Tom's jaw dropped as his stress-sensing watch registered a massive increase in tension. He gasped as Cheryl turned her laptop on her desk so he could read an Ad Age article headline written in large type: “Delancey Debunked: Our New Client Finds the Off Switch for Quantified Employees.”
“Our new client?” asked Tom. “You mean...”
“Correct,"” Cheryl interrupted. “Our biggest client just fired our agency because you unintentionally broadcast the emotional and quantified data of your team. They didn’t have to say a word. Their data essentially said our client's new product sucks.”
Data by Design
While this vignette may seem futuristic, devices exist today that are designed to read your brainwaves to control objects with your thoughts. So, for example, an employee forgetting to switch his mental settings from public to private could conceivably tweet a negative thought about a client. Companion robots using affective computing technology that analyze and influence human emotions could also start broadcasting our moods at work.

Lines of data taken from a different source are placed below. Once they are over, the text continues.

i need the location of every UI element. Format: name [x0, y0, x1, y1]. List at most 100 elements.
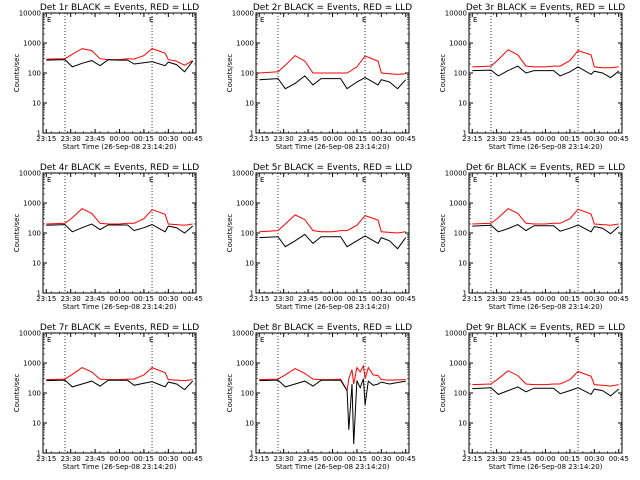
x-tick-label: 00:15 [134, 135, 154, 143]
flag-label: E [575, 336, 579, 344]
x-tick-label: 00:15 [560, 455, 580, 463]
plot-frame [42, 172, 197, 294]
y-tick-label: 10000 [445, 170, 467, 178]
x-axis-label: Start Time (26-Sep-08 23:14:20) [63, 463, 177, 471]
panel-title: Det 2r BLACK = Events, RED = LLD [253, 3, 412, 13]
x-tick-label: 00:00 [535, 135, 555, 143]
x-tick-label: 00:00 [322, 135, 342, 143]
flag-label: E [47, 176, 51, 184]
lld-series-line [46, 367, 193, 382]
y-tick-label: 1 [250, 130, 254, 138]
y-tick-label: 10000 [445, 330, 467, 338]
x-tick-label: 00:15 [134, 455, 154, 463]
x-tick-label: 00:00 [535, 295, 555, 303]
y-axis-label: Counts/sec [13, 214, 21, 253]
x-tick-label: 23:30 [487, 455, 507, 463]
y-tick-label: 1000 [449, 40, 467, 48]
y-tick-label: 1000 [23, 360, 41, 368]
y-tick-label: 10000 [445, 10, 467, 18]
events-series-line [259, 378, 406, 445]
panel-title: Det 6r BLACK = Events, RED = LLD [466, 163, 625, 173]
y-tick-label: 1000 [236, 200, 254, 208]
plot-frame [42, 332, 197, 454]
x-tick-label: 23:30 [274, 135, 294, 143]
flag-label: E [149, 16, 153, 24]
y-tick-label: 1 [37, 130, 41, 138]
x-tick-label: 23:15 [249, 135, 269, 143]
flag-label: E [473, 336, 477, 344]
y-tick-label: 1 [463, 450, 467, 458]
y-tick-label: 10 [458, 260, 467, 268]
x-tick-label: 23:30 [61, 135, 81, 143]
y-tick-label: 10000 [19, 330, 41, 338]
x-tick-label: 23:45 [511, 295, 531, 303]
x-tick-label: 00:00 [322, 455, 342, 463]
lld-series-line [259, 54, 406, 75]
panel-det-2: Det 2r BLACK = Events, RED = LLD 1 10 100 10… [226, 3, 416, 151]
y-tick-label: 100 [241, 230, 254, 238]
y-tick-label: 1000 [23, 40, 41, 48]
x-tick-label: 00:15 [560, 135, 580, 143]
y-tick-label: 10 [32, 420, 41, 428]
y-tick-label: 10 [458, 420, 467, 428]
y-tick-label: 1 [463, 290, 467, 298]
x-tick-label: 00:30 [584, 135, 604, 143]
plot-frame [255, 332, 410, 454]
x-tick-label: 23:15 [36, 455, 56, 463]
x-tick-label: 23:30 [487, 295, 507, 303]
x-tick-label: 00:00 [109, 455, 129, 463]
events-series-line [472, 65, 620, 79]
x-tick-label: 23:30 [274, 295, 294, 303]
y-axis-label: Counts/sec [226, 214, 234, 253]
x-tick-label: 23:15 [249, 295, 269, 303]
x-axis-label: Start Time (26-Sep-08 23:14:20) [276, 303, 390, 311]
panel-title: Det 1r BLACK = Events, RED = LLD [40, 3, 199, 13]
x-tick-label: 23:15 [462, 295, 482, 303]
flag-label: E [575, 16, 579, 24]
lld-series-line [259, 364, 406, 393]
x-tick-label: 23:45 [85, 135, 105, 143]
flag-label: E [575, 176, 579, 184]
x-tick-label: 00:15 [347, 135, 367, 143]
events-series-line [46, 59, 194, 73]
x-axis-label: Start Time (26-Sep-08 23:14:20) [489, 463, 603, 471]
flag-label: E [473, 176, 477, 184]
events-series-line [46, 379, 194, 391]
flag-label: E [47, 336, 51, 344]
plot-frame [42, 12, 197, 134]
panel-title: Det 3r BLACK = Events, RED = LLD [466, 3, 625, 13]
y-tick-label: 10000 [19, 10, 41, 18]
y-tick-label: 10000 [232, 330, 254, 338]
y-axis-label: Counts/sec [226, 374, 234, 413]
flag-label: E [260, 16, 264, 24]
plot-frame [468, 12, 623, 134]
y-tick-label: 1000 [236, 360, 254, 368]
panel-det-6: Det 6r BLACK = Events, RED = LLD 1 10 100 10… [439, 163, 629, 311]
y-tick-label: 1 [37, 450, 41, 458]
x-tick-label: 23:45 [298, 295, 318, 303]
flag-label: E [260, 336, 264, 344]
x-tick-label: 23:15 [249, 455, 269, 463]
x-tick-label: 00:15 [560, 295, 580, 303]
y-tick-label: 100 [28, 390, 41, 398]
events-series-line [259, 75, 407, 90]
y-tick-label: 1000 [23, 200, 41, 208]
x-axis-label: Start Time (26-Sep-08 23:14:20) [489, 303, 603, 311]
x-tick-label: 00:30 [371, 135, 391, 143]
y-tick-label: 100 [241, 390, 254, 398]
y-tick-label: 10 [245, 100, 254, 108]
y-axis-label: Counts/sec [13, 374, 21, 413]
flag-label: E [362, 176, 366, 184]
y-tick-label: 1000 [449, 360, 467, 368]
x-tick-label: 00:45 [183, 135, 203, 143]
x-tick-label: 23:30 [61, 455, 81, 463]
x-tick-label: 00:00 [109, 135, 129, 143]
flag-label: E [362, 336, 366, 344]
y-tick-label: 1 [37, 290, 41, 298]
y-tick-label: 10 [458, 100, 467, 108]
y-tick-label: 1 [250, 290, 254, 298]
x-tick-label: 00:30 [584, 455, 604, 463]
y-tick-label: 100 [454, 230, 467, 238]
x-tick-label: 00:45 [183, 295, 203, 303]
x-tick-label: 23:30 [487, 135, 507, 143]
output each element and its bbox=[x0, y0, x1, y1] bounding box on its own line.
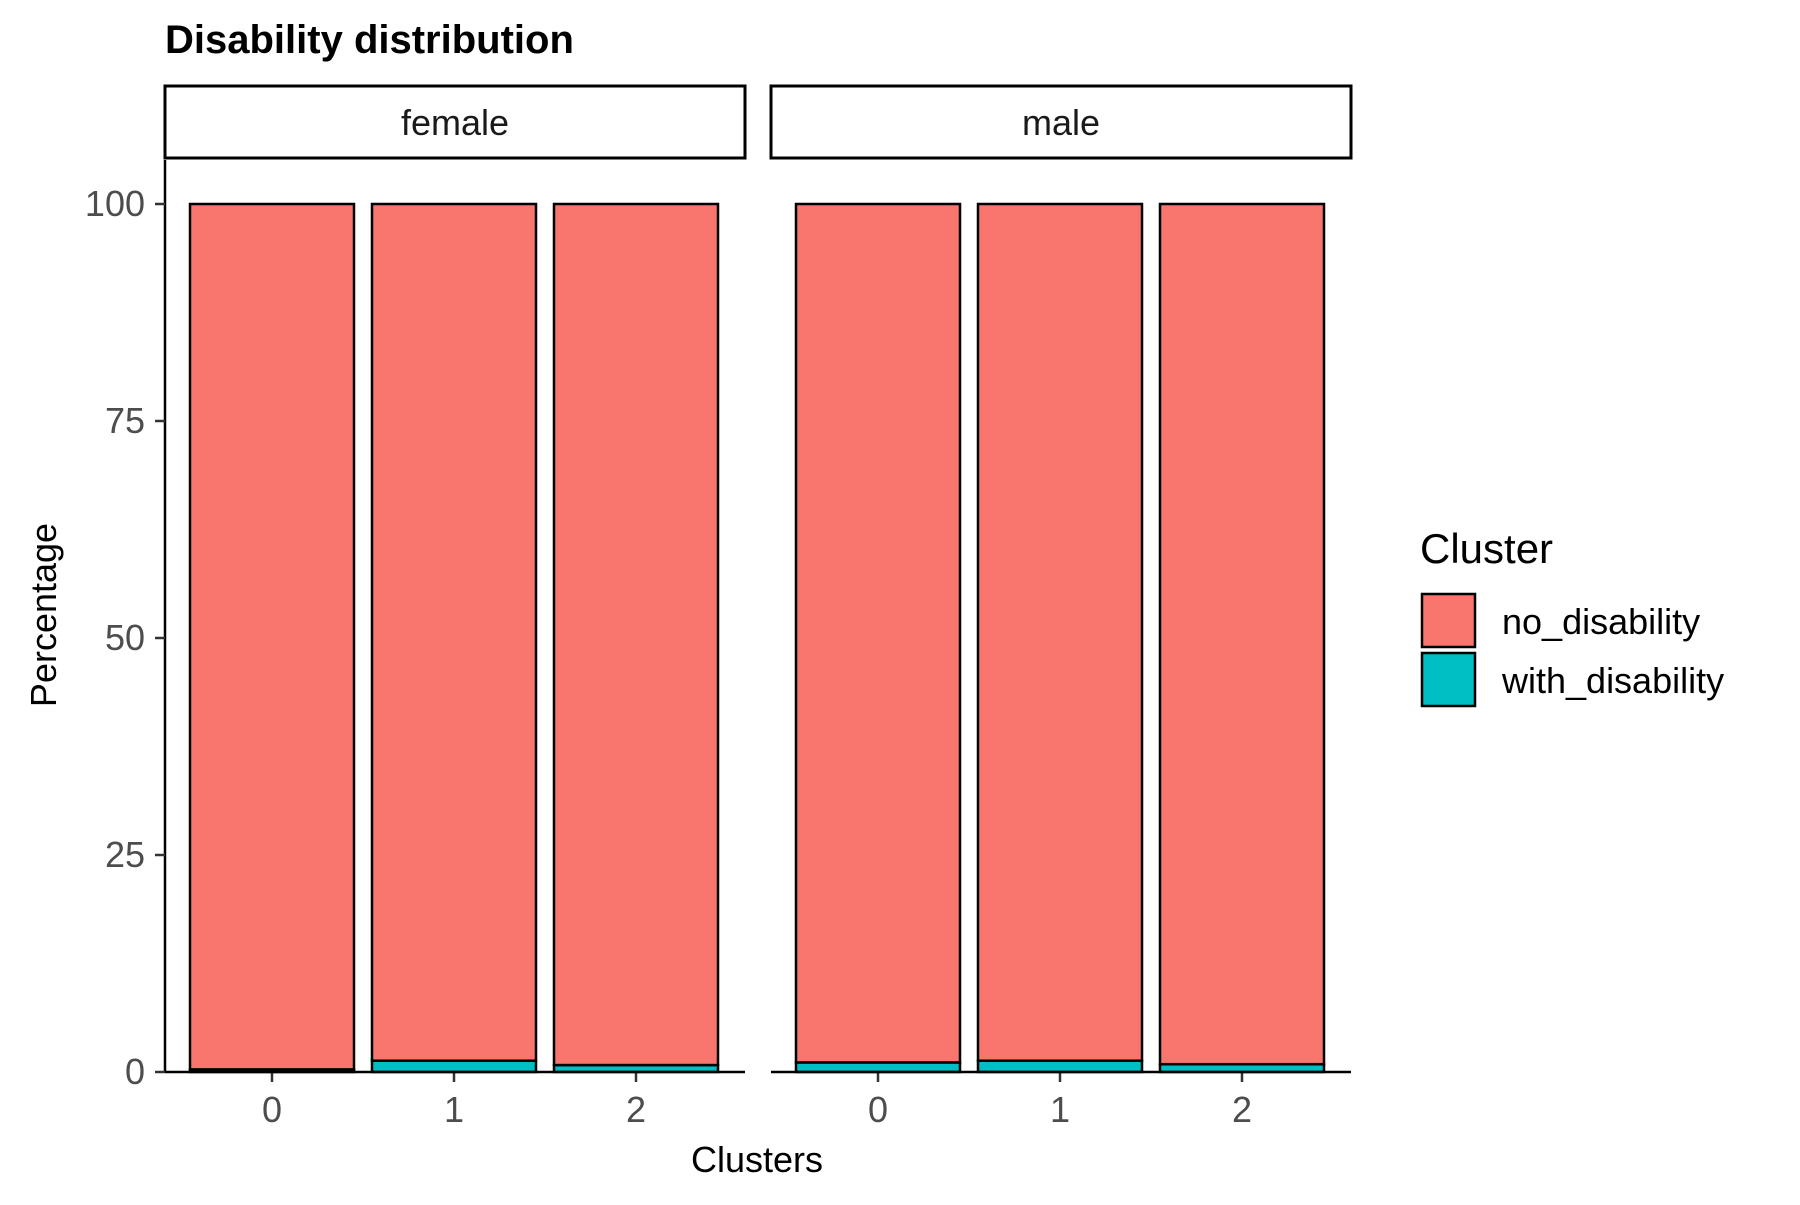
legend-title: Cluster bbox=[1420, 525, 1553, 572]
y-tick-label: 75 bbox=[105, 400, 145, 441]
legend-label: with_disability bbox=[1501, 660, 1724, 701]
y-tick-label: 50 bbox=[105, 617, 145, 658]
legend-key-with_disability bbox=[1420, 651, 1477, 708]
x-tick-label: 2 bbox=[1232, 1089, 1252, 1130]
bar-with_disability bbox=[976, 1059, 1144, 1074]
x-tick-label: 0 bbox=[868, 1089, 888, 1130]
bar-with_disability bbox=[794, 1061, 962, 1074]
legend-key-no_disability bbox=[1420, 592, 1477, 649]
legend-label: no_disability bbox=[1502, 601, 1700, 642]
y-axis-title: Percentage bbox=[23, 523, 64, 707]
y-tick-label: 100 bbox=[85, 183, 145, 224]
facet-strip-label: female bbox=[401, 102, 509, 143]
facet-strip bbox=[163, 84, 747, 160]
bar-no_disability bbox=[976, 202, 1144, 1062]
facet-strip bbox=[769, 84, 1353, 160]
bar-no_disability bbox=[552, 202, 720, 1067]
y-tick-label: 0 bbox=[125, 1051, 145, 1092]
plot-area: 0 25 50 75 100 female 0 1 2 male 0 1 2 bbox=[85, 84, 1353, 1130]
x-tick-label: 1 bbox=[444, 1089, 464, 1130]
x-axis-title: Clusters bbox=[691, 1139, 823, 1180]
facet-strip-label: male bbox=[1022, 102, 1100, 143]
legend: no_disability with_disability bbox=[1420, 592, 1724, 708]
bar-no_disability bbox=[794, 202, 962, 1064]
y-tick-label: 25 bbox=[105, 834, 145, 875]
x-tick-label: 0 bbox=[262, 1089, 282, 1130]
bar-with_disability bbox=[370, 1059, 538, 1074]
chart-title: Disability distribution bbox=[165, 18, 574, 62]
bar-no_disability bbox=[370, 202, 538, 1062]
bar-no_disability bbox=[188, 202, 356, 1071]
x-tick-label: 1 bbox=[1050, 1089, 1070, 1130]
x-tick-label: 2 bbox=[626, 1089, 646, 1130]
bar-no_disability bbox=[1158, 202, 1326, 1066]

Just think how easy it might be for your office photocopier to post on Medium after you aggressively punched the “print” button multiple times before a big meeting. More likely, after your fingerprint is matched to your actions, the copy machine may determine that your anger issues are negatively affecting the office and you’ll be let go.

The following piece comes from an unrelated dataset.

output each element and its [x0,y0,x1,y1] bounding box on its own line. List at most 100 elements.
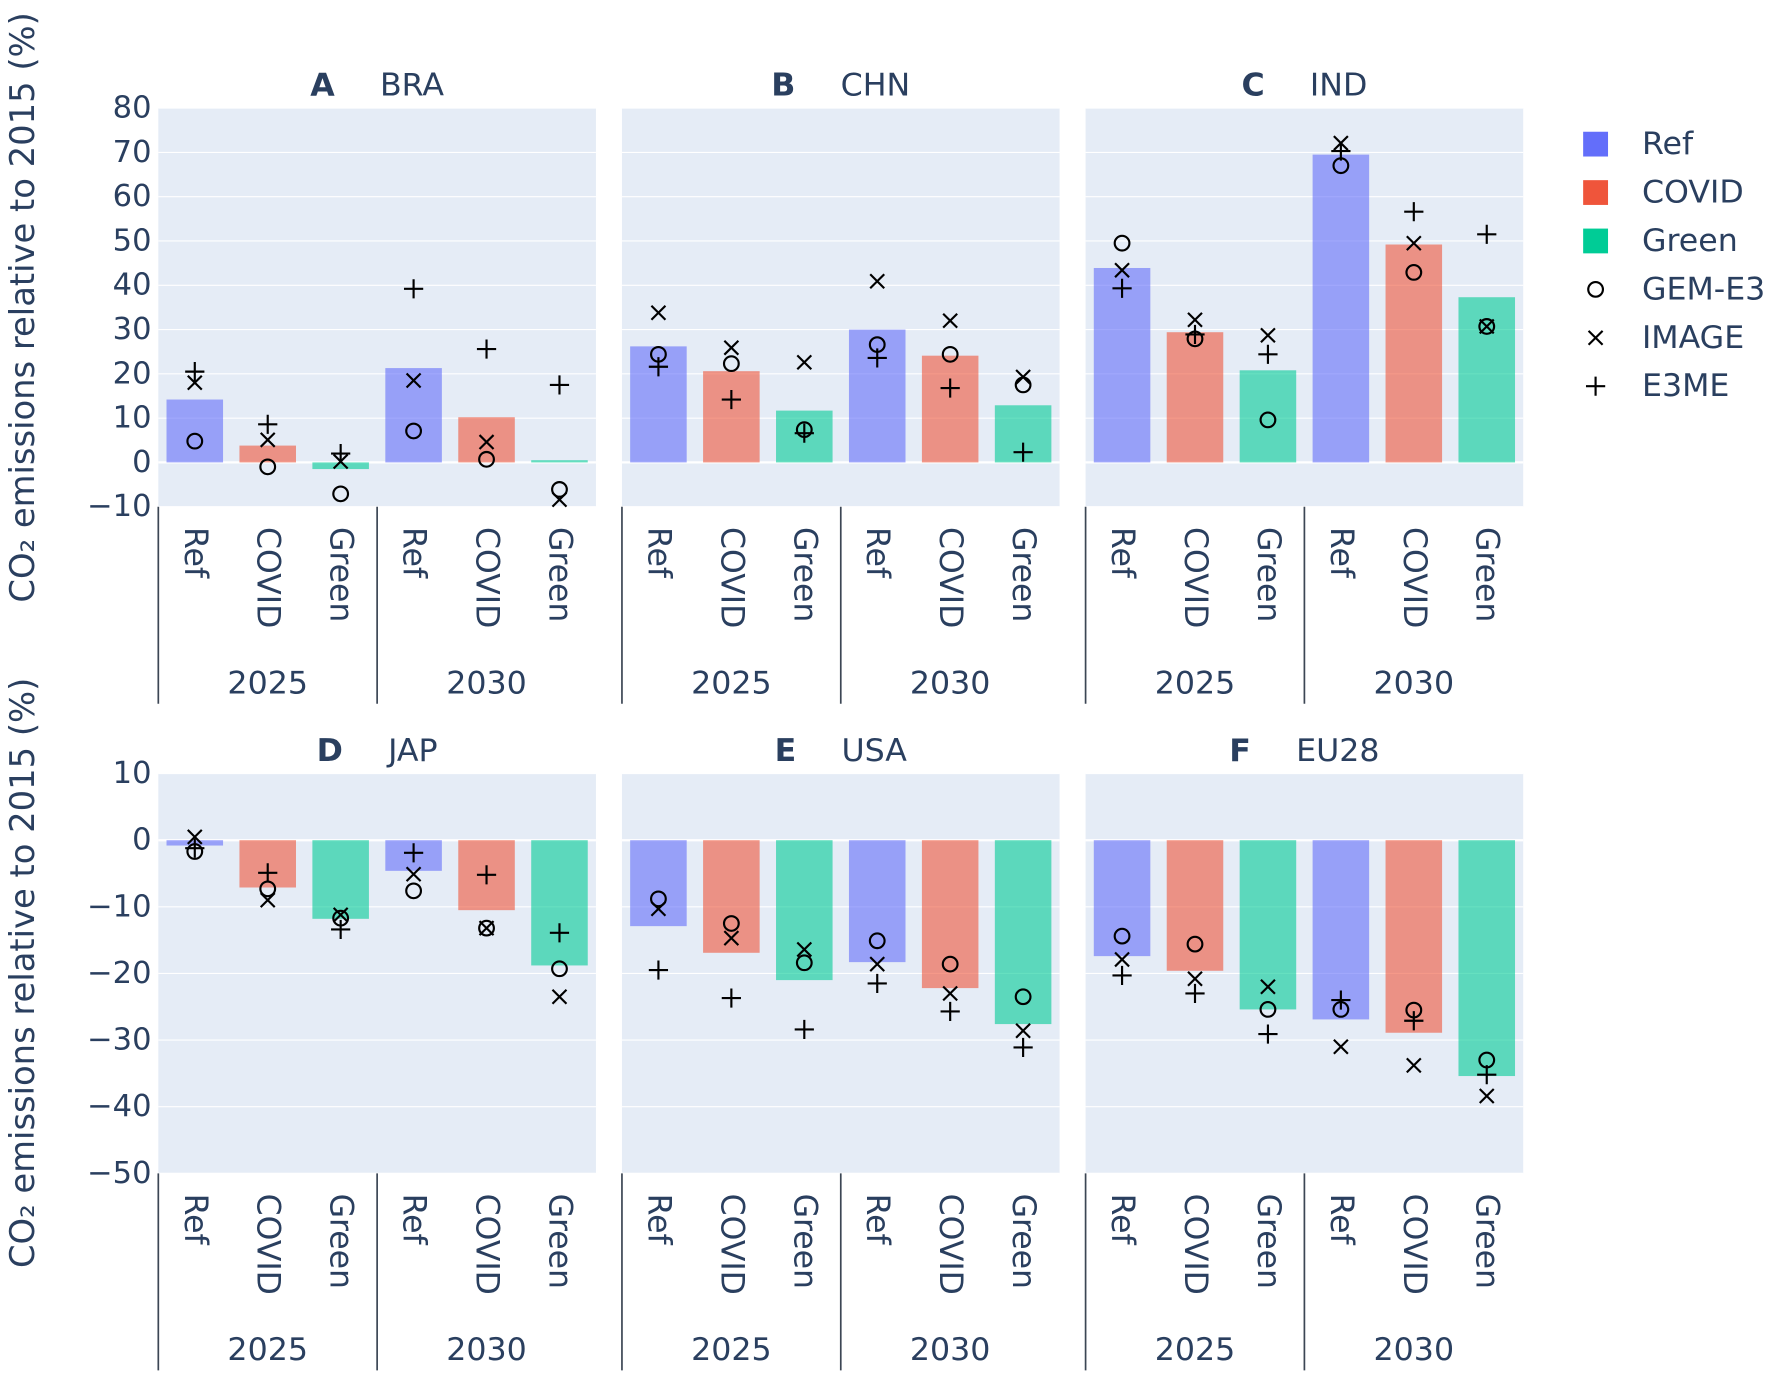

Though the example I’ve cited may seem far-fetched, it represents an emerging and important privacy issue centered around how employees share data publicly with their IoT devices in and out of the workplace. In the same way companies learned to set social media policies to guide employees (e.g. saying, “tweets are my own” on Twitter), organizations need to set similar regulations regarding wearables.
In some ways, this boils down to the human dimension of risk-based security, an area that will be addressed at the upcoming Rock Stars of Risk-Based Security technology event in Washington DC next month. Since security is fundamentally a human-to-human conflict, understanding users, attackers, and defenders is core to containing and minimizing the threats our Internet-based society faces.

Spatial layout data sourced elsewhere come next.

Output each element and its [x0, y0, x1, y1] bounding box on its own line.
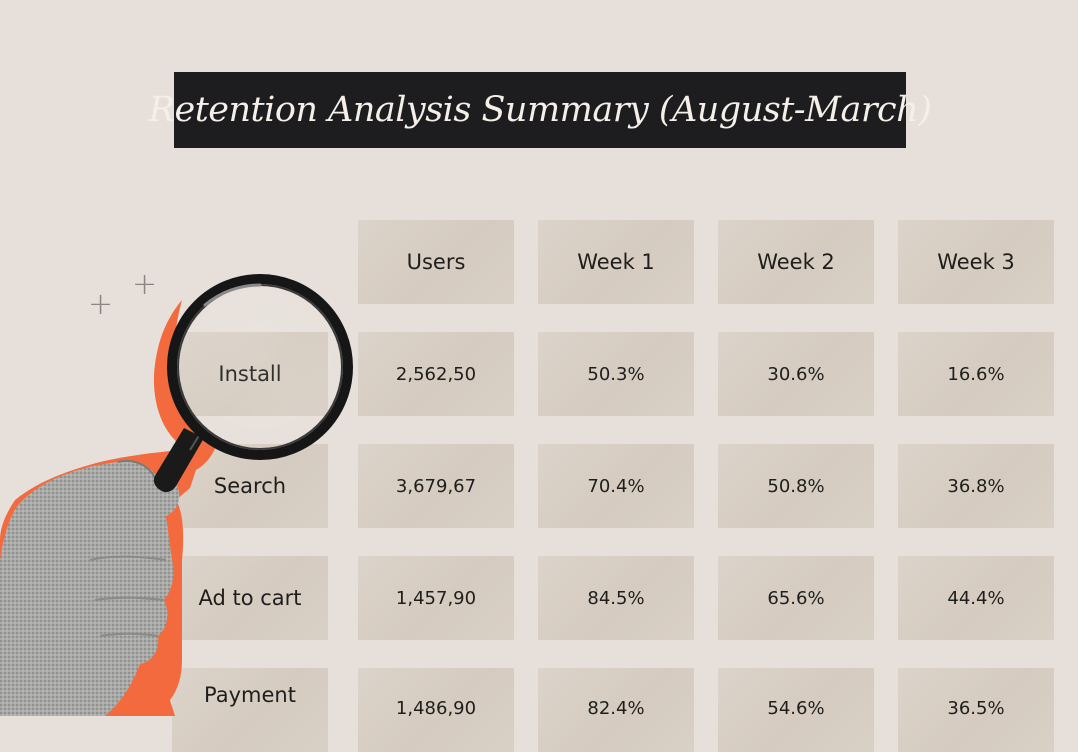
row-label-install: Install [172, 332, 328, 416]
table-cell: 30.6% [718, 332, 874, 416]
column-header-week-2: Week 2 [718, 220, 874, 304]
column-header-users: Users [358, 220, 514, 304]
column-header-week-1: Week 1 [538, 220, 694, 304]
table-cell: 2,562,50 [358, 332, 514, 416]
table-cell: 84.5% [538, 556, 694, 640]
table-cell: 16.6% [898, 332, 1054, 416]
hand-illustration [0, 460, 180, 716]
column-header-week-3: Week 3 [898, 220, 1054, 304]
table-cell: 50.8% [718, 444, 874, 528]
table-cell: 65.6% [718, 556, 874, 640]
title-banner: Retention Analysis Summary (August-March… [149, 72, 932, 148]
table-cell: 54.6% [718, 668, 874, 752]
table-cell: 36.8% [898, 444, 1054, 528]
table-cell: 36.5% [898, 668, 1054, 752]
row-label-ad-to-cart: Ad to cart [172, 556, 328, 640]
row-label-payment: Payment [172, 668, 328, 752]
table-cell: 82.4% [538, 668, 694, 752]
plus-icon: + [132, 267, 158, 302]
table-cell: 44.4% [898, 556, 1054, 640]
row-label-search: Search [172, 444, 328, 528]
table-cell: 1,457,90 [358, 556, 514, 640]
table-cell: 1,486,90 [358, 668, 514, 752]
table-cell: 70.4% [538, 444, 694, 528]
plus-icon: + [88, 287, 114, 322]
page-title: Retention Analysis Summary (August-March… [148, 90, 932, 130]
table-cell: 3,679,67 [358, 444, 514, 528]
table-cell: 50.3% [538, 332, 694, 416]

It’s also important to start slow when building employee wellness or other programs utilizing quantified self tools, as Ken Favaro and Ramesh Nair point out in their excellent article, The Quantified Self Goes Corporate. Rather than focus on quick hits or flashy results like my fictional Tom Delancey, the authors provide a great description of what they call, the “quantified core; it is the enterprise equivalent of the ‘quantified self’ movement, the tracking of individuals’ health and daily life patterns for the sake of improving both.” This process demands buy-in from the C-suite with a broad understanding of what it means to improve employee well-being, including physical, emotional, and cultural sensitivities at any program’s core.
Wearable data devices are the modern equivalent of blogs broadcasting directly to the Internet of Things. This is a good analogy to frame your policies regarding how employees utilize their quantified tools in the workplace. While they may not realize their data could be interpreted as inappropriate or breaking corporate confidences, unless they’ve updated their settings accordingly, that choice is not theirs to make.